There we were last weekend, the wife and I and our little hire car, driving for miles and miles around the famous Ring of Kerry in the rain, the mist and the gloom. The weather was just awful, but we persisted - trying to see if we could spot the MacGillicuddy Reeks - Ireland's largest mountain range, and other landmarks for which this circular drive is so famous.
During a short break in the weather we did manage to spot the Ladies View (named apparently after Queen Victoria’s Ladies in Waiting) outside Killarney. Typically when I took the photo above I managed to miss the fine rainbow which had been there a moment beforehand.
At the westernmost point on the drive we diverted briefly and crossed the causeway to Valentia Island where we stopped at a tourist attraction called the "Skellig Experience". This exhibition (plus short film) celebrates the two small rocky islets, lashed by the Atlantic, about 10 kilometres from Valentia - although quite invisible in the ghastly weather. The larger of the two - Skellig Michael - is home to some 27,000 pairs of gannets and a lighthouse. It is also a UNESCO world heritage site, but not because of the gannets or the lighthouse. From 588 to 1222AD the place was inhabited by Irish monks. They created a stairway from the landing point up 200 metres to their stone “beehive” shelters which still survive today. For sheer, bloody-minded remoteness this is an extraordinary place to build a monastery, but as Lord Clark said "It was in places like Skellig Michael that Western Civilization was preserved." George Bernard Shaw described Skellig Michael as "an incredible, impossible, mad place. I tell you the thing does not belong to any world that you and I have lived and worked in; it is part of our dream world." It was sad that we came all this way and failed to see it for ourselves.
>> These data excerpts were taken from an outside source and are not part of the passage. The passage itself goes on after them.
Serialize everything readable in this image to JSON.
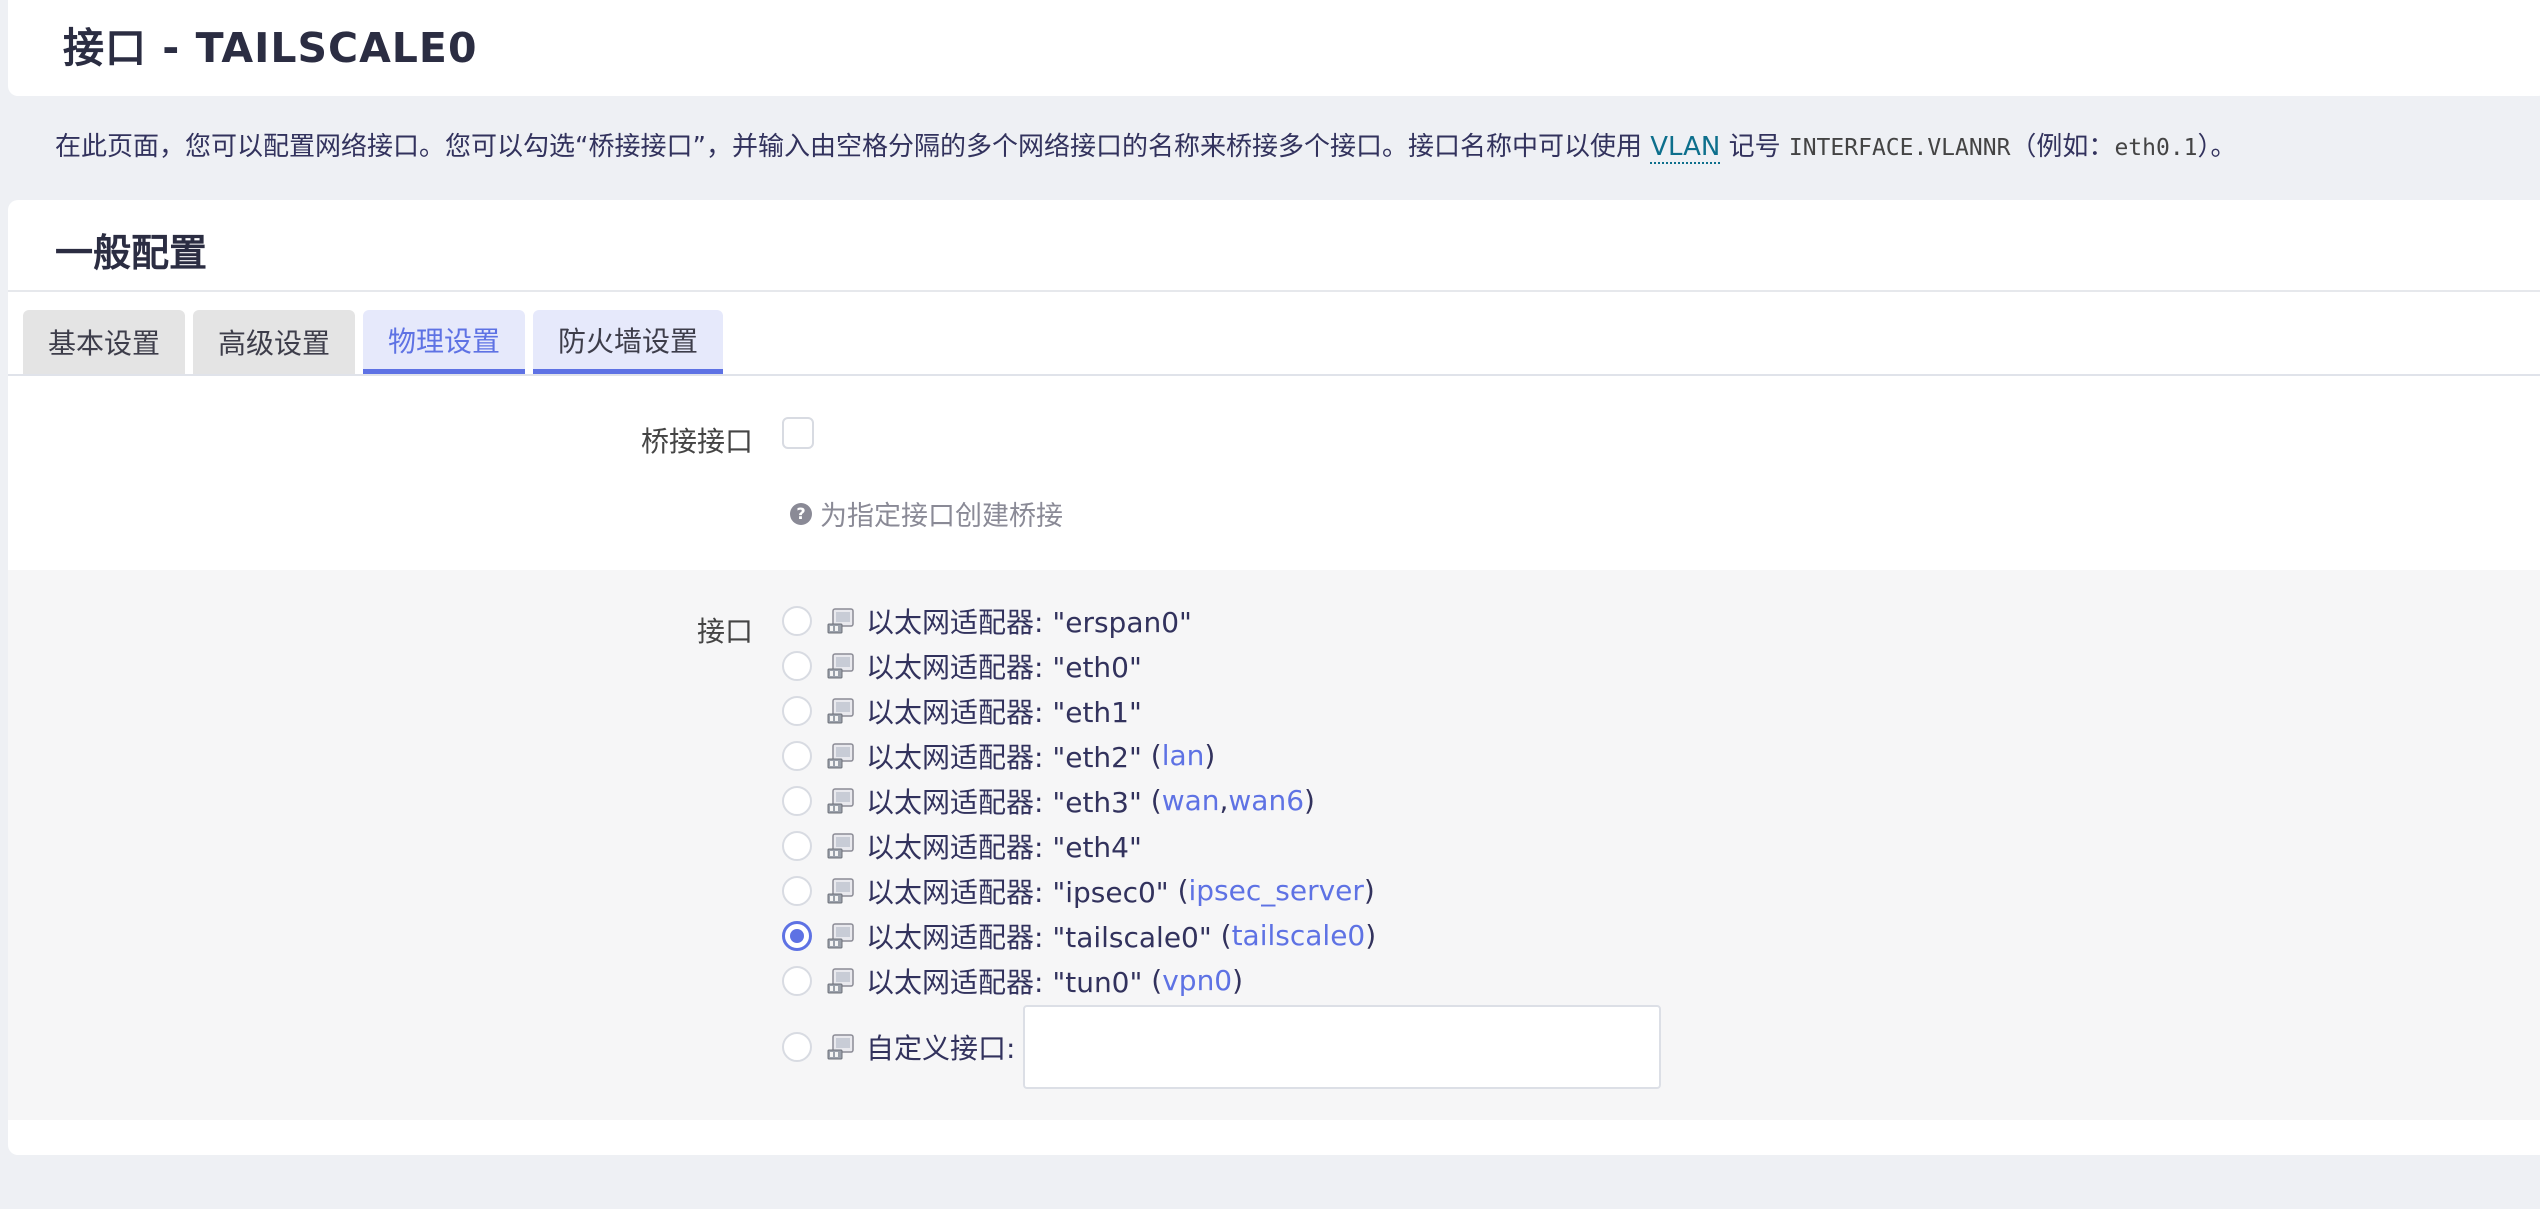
{
  "header": {
    "title": "接口 - TAILSCALE0"
  },
  "description": {
    "text_before": "在此页面，您可以配置网络接口。您可以勾选“桥接接口”，并输入由空格分隔的多个网络接口的名称来桥接多个接口。接口名称中可以使用 ",
    "vlan_link": "VLAN",
    "text_mid": " 记号 ",
    "code1": "INTERFACE.VLANNR",
    "text_mid2": "（例如：",
    "code2": "eth0.1",
    "text_after": "）。"
  },
  "section": {
    "title": "一般配置",
    "tabs": [
      {
        "label": "基本设置"
      },
      {
        "label": "高级设置"
      },
      {
        "label": "物理设置"
      },
      {
        "label": "防火墙设置"
      }
    ]
  },
  "bridge": {
    "label": "桥接接口",
    "checked": false,
    "hint": "为指定接口创建桥接"
  },
  "interface": {
    "label": "接口",
    "options": [
      {
        "prefix": "以太网适配器: \"erspan0\"",
        "nets": []
      },
      {
        "prefix": "以太网适配器: \"eth0\"",
        "nets": []
      },
      {
        "prefix": "以太网适配器: \"eth1\"",
        "nets": []
      },
      {
        "prefix": "以太网适配器: \"eth2\"",
        "nets": [
          "lan"
        ]
      },
      {
        "prefix": "以太网适配器: \"eth3\"",
        "nets": [
          "wan",
          "wan6"
        ]
      },
      {
        "prefix": "以太网适配器: \"eth4\"",
        "nets": []
      },
      {
        "prefix": "以太网适配器: \"ipsec0\"",
        "nets": [
          "ipsec_server"
        ]
      },
      {
        "prefix": "以太网适配器: \"tailscale0\"",
        "nets": [
          "tailscale0"
        ]
      },
      {
        "prefix": "以太网适配器: \"tun0\"",
        "nets": [
          "vpn0"
        ]
      }
    ],
    "selected_index": 7,
    "custom_label": "自定义接口:",
    "custom_value": ""
  },
  "colors": {
    "accent": "#5e72e4",
    "link": "#0d6f8c"
  }
}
For the rest of the "Ring", there was little to be said. I had wanted to take the wife for a jaunting car ride through the Lakes of Killarney, but the weather said no. Muckross House seemed to be closed, and for long periods we followed tourist coaches through interminable, narrow roads. I even failed to appreciate the golf course at Waterville where the older brother distinguished himself on the celebrated 18th hole.